Welfare, scegliere
oggi per domani

Il sistema di welfare di un Paese dice molto del suo grado di democrazia e della sua società civile. Per questo, il dibattito sulle pensioni, in un Paese che invecchia sempre di più e che quest’anno ha fatto registrare il record negativo delle nascite dall’Unità d’Italia, conquista puntualmente la ribalta politica e mediatica scaldando gli animi di tutti: operai, commercianti, artigiani, impiegati, economisti e politici si lanciano in discussioni sulle varie ipotesi di riforma che riempiono le pagine dei giornali.

E dunque: bene o male, purché se ne parli? Forse è giunto il tempo di rivedere questa prospettiva. È fondamentale calibrare ogni intervento accostandosi al tema senza approssimazioni o manicheismi: si prenda la legge Fornero, trasformata negli ultimi mesi in un confronto tra opposte tifoserie, chi a favore, chi contro.

L’intervento del governo Monti sulle pensioni era orientato esclusivamente da esigenze «di cassa», mentre avrebbe dovuto tener conto delle ripercussioni sulla vita di milioni di lavoratori. Per aggiustare le cose sono state approvate ben 8 salvaguardie a cui poi si sono aggiunti, nel 2016 e nel 2017, gli interventi per l’adeguamento dei requisiti pensionistici all’aspettativa di vita e per la flessibilità in uscita per alcune tipologie di lavori. Limitandosi a guardare al recente passato, però, si corre il rischio di non avere una visione completa della questione.

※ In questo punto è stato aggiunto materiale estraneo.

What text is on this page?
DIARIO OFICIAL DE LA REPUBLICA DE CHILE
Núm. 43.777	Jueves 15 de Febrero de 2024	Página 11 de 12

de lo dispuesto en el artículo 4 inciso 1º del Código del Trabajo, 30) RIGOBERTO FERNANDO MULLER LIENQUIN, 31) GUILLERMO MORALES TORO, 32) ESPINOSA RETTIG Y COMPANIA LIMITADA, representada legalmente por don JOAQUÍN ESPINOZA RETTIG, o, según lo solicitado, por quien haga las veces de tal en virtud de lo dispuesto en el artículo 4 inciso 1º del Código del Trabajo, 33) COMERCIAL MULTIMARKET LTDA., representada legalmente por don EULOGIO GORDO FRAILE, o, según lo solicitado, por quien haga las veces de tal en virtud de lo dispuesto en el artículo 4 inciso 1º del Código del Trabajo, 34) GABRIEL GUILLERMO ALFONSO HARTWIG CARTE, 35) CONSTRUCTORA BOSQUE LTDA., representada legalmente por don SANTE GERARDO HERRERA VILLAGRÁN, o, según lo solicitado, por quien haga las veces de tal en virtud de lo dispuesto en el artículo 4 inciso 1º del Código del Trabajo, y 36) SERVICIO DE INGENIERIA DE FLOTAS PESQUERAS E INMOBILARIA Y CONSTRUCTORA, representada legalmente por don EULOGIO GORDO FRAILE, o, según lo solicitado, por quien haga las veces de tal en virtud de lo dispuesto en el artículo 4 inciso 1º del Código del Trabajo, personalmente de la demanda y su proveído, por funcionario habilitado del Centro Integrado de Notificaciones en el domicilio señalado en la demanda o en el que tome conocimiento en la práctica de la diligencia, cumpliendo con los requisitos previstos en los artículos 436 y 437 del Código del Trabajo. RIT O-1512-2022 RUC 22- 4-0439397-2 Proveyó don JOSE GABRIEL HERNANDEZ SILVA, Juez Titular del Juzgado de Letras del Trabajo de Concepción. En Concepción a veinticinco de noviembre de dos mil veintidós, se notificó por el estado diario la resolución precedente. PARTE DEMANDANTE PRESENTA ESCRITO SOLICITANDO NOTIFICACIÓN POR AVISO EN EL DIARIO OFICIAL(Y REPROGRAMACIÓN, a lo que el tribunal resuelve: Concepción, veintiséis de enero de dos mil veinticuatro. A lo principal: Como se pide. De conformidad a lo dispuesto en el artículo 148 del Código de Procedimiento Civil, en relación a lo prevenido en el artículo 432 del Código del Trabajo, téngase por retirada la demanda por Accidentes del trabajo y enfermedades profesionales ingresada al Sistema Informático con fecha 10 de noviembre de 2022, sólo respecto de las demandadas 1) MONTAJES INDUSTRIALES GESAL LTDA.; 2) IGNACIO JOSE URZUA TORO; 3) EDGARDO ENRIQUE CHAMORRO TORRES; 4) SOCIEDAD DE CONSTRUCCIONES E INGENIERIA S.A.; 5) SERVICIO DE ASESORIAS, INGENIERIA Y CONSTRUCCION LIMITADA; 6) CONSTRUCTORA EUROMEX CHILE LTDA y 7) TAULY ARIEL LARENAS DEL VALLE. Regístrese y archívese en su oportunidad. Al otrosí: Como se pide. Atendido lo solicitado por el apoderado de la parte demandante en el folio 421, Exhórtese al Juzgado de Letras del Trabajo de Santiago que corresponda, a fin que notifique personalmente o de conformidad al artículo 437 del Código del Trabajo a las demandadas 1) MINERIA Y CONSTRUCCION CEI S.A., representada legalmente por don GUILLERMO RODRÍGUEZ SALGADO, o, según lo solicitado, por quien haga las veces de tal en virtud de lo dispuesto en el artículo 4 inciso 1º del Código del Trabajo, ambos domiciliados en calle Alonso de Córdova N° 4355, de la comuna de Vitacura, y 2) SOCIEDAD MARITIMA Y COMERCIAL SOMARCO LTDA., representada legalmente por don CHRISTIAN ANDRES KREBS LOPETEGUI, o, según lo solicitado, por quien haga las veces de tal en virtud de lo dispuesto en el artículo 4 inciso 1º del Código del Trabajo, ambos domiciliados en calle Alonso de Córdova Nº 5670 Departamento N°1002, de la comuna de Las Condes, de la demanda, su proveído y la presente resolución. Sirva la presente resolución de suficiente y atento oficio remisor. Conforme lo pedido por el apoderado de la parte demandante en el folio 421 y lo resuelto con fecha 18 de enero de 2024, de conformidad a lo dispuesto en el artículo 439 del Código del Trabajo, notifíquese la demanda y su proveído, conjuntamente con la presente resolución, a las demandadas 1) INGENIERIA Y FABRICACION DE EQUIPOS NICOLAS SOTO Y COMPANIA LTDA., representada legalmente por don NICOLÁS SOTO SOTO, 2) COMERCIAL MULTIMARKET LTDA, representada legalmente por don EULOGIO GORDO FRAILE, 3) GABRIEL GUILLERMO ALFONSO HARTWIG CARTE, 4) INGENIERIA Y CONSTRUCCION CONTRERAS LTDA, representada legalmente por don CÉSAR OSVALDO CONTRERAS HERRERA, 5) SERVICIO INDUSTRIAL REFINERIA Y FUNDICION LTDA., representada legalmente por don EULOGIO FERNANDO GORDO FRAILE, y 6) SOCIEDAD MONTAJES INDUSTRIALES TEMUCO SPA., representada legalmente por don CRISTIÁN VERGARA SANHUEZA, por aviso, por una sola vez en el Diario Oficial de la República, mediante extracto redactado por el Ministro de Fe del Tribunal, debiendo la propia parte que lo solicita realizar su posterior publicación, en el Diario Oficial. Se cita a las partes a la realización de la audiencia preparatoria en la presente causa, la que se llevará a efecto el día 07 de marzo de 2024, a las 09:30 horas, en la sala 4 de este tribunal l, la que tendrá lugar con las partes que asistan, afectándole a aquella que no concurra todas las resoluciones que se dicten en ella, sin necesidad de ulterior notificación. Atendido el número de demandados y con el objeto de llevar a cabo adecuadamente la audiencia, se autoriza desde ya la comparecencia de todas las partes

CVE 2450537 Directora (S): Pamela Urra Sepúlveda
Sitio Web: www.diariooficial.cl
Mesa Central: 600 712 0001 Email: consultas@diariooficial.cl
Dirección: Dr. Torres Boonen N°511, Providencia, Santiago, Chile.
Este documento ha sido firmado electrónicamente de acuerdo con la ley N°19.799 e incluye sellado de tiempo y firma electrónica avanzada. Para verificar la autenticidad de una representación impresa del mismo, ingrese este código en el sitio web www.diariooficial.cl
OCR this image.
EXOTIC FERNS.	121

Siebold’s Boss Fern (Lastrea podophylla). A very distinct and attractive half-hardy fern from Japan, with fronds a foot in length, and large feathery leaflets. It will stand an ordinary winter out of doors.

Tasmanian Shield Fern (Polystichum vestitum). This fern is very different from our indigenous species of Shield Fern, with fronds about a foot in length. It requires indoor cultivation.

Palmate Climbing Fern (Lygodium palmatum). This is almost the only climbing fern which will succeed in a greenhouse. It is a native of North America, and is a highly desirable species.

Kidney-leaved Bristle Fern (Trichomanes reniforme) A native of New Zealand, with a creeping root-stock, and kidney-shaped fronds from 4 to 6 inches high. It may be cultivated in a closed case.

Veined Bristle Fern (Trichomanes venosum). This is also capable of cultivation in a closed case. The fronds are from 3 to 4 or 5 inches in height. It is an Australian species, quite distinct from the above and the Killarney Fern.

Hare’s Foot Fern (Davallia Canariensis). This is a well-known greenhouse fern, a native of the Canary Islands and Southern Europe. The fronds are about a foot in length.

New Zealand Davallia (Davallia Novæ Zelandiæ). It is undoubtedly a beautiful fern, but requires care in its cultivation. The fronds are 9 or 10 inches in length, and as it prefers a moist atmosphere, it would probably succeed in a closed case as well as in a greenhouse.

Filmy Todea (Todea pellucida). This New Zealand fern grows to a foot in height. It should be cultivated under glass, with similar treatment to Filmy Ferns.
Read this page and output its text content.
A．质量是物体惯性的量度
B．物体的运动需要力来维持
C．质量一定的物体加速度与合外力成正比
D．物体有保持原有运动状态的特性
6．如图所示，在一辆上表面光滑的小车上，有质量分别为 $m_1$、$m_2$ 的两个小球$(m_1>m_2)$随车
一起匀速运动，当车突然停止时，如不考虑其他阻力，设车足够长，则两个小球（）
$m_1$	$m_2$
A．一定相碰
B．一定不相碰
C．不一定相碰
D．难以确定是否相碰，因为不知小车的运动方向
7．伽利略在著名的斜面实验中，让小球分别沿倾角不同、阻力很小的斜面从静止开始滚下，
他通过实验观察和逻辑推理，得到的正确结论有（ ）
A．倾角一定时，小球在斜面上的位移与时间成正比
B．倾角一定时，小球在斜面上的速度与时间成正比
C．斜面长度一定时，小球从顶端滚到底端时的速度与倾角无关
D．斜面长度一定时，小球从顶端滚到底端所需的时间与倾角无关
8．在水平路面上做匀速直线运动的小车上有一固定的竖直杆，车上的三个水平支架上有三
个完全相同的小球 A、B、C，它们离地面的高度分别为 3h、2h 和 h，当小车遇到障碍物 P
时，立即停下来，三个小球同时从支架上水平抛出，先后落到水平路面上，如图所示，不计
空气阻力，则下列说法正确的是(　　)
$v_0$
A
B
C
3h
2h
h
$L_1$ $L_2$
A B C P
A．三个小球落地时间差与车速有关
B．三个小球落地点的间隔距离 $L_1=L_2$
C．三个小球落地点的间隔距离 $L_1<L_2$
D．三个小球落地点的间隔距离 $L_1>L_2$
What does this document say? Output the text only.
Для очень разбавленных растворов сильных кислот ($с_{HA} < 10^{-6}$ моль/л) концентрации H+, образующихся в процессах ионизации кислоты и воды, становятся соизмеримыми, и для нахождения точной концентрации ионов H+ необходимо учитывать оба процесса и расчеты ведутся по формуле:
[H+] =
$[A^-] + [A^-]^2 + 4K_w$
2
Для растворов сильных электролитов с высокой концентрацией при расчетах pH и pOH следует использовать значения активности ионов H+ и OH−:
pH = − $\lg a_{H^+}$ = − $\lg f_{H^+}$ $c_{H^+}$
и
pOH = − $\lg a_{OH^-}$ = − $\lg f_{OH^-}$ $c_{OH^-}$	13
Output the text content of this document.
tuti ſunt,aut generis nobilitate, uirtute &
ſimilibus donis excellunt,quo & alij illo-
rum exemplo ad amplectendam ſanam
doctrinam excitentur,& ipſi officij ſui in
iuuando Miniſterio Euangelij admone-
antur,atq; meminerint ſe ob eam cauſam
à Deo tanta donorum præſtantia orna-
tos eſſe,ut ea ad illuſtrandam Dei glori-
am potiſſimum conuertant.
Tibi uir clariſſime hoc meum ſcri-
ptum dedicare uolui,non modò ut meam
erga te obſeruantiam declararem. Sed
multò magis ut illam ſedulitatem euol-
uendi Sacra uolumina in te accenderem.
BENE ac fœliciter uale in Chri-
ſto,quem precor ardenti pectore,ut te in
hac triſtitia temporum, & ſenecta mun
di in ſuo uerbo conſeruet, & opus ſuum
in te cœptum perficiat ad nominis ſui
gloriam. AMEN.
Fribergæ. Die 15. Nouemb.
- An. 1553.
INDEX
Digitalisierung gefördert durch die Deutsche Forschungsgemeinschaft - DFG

La verità è che sono molti i fattori che hanno reso il nostro sistema pensionistico quello che è oggi.

Prima della legge Fornero, altre norme hanno inciso significativamente sul sistema: la flessibilità in uscita era già stata introdotta nel 1995, eliminata poi dalla legge Maroni nel 2004, mentre l’aumento dei requisiti per la pensione di vecchiaia per le donne e la questione della speranza di vita erano stati già varati dall’allora ministro del Lavoro, Maurizio Sacconi. Solo tenendo a mente tutto ciò che è già stato fatto, è possibile valutare le prossime mosse, a partire dalla separazione delle misure previdenziali da quelle assistenziali, soluzione che consentirebbe di distinguere chiaramente quali spese gravano sui contributi e quali sulla fiscalità generale.

E ancora: se da una parte il ritocco delle quote per andare in pensione potrebbe portare a un miglioramento – tutto da verificare su norme scritte – dall’altra si mette a rischio il principio per cui per alcuni lavori più pericolosi e faticosi servono requisiti di pensionamento più favorevoli. Per sciogliere questi nodi serve un’attenta riflessione, magari fondata su studi più ampi, che potrebbero fornire una prospettiva più precisa anche sulla questione dell’aspettativa di vita.

Bisogna poi dare voce al vero assente nel dibattito previdenziale, ieri come oggi: i giovani. Il loro futuro pensionistico richiede decisioni urgenti e necessarie, che vadano oltre la giusta idea di rafforzare – anche attraverso forti vantaggi fiscali – la previdenza complementare. Chi entra nel mercato del lavoro tardi e con profili precari ha bisogno di certezze adesso, per sganciarsi dalla solita prospettiva del «tanto io non avrò mai la pensione» attraverso garanzie che consentano di guardare al futuro con più serenità.

Del resto è di questo che parliamo quando parliamo di pensioni e previdenza: del futuro, nostro e dei nostri figli, della nostra società, dei cittadini che vogliamo diventare. E se è vero che chi oggi lavora sulla riforma del sistema pensionistico deve valutare scelte importanti nell’immediato, è vero anche che – parafrasando Warren Buffett, un tempo l’uomo più ricco del mondo – chi ha la capacità di piantare degli alberi, lo fa pur sapendo che non necessariamente arriverà a godere della loro ombra.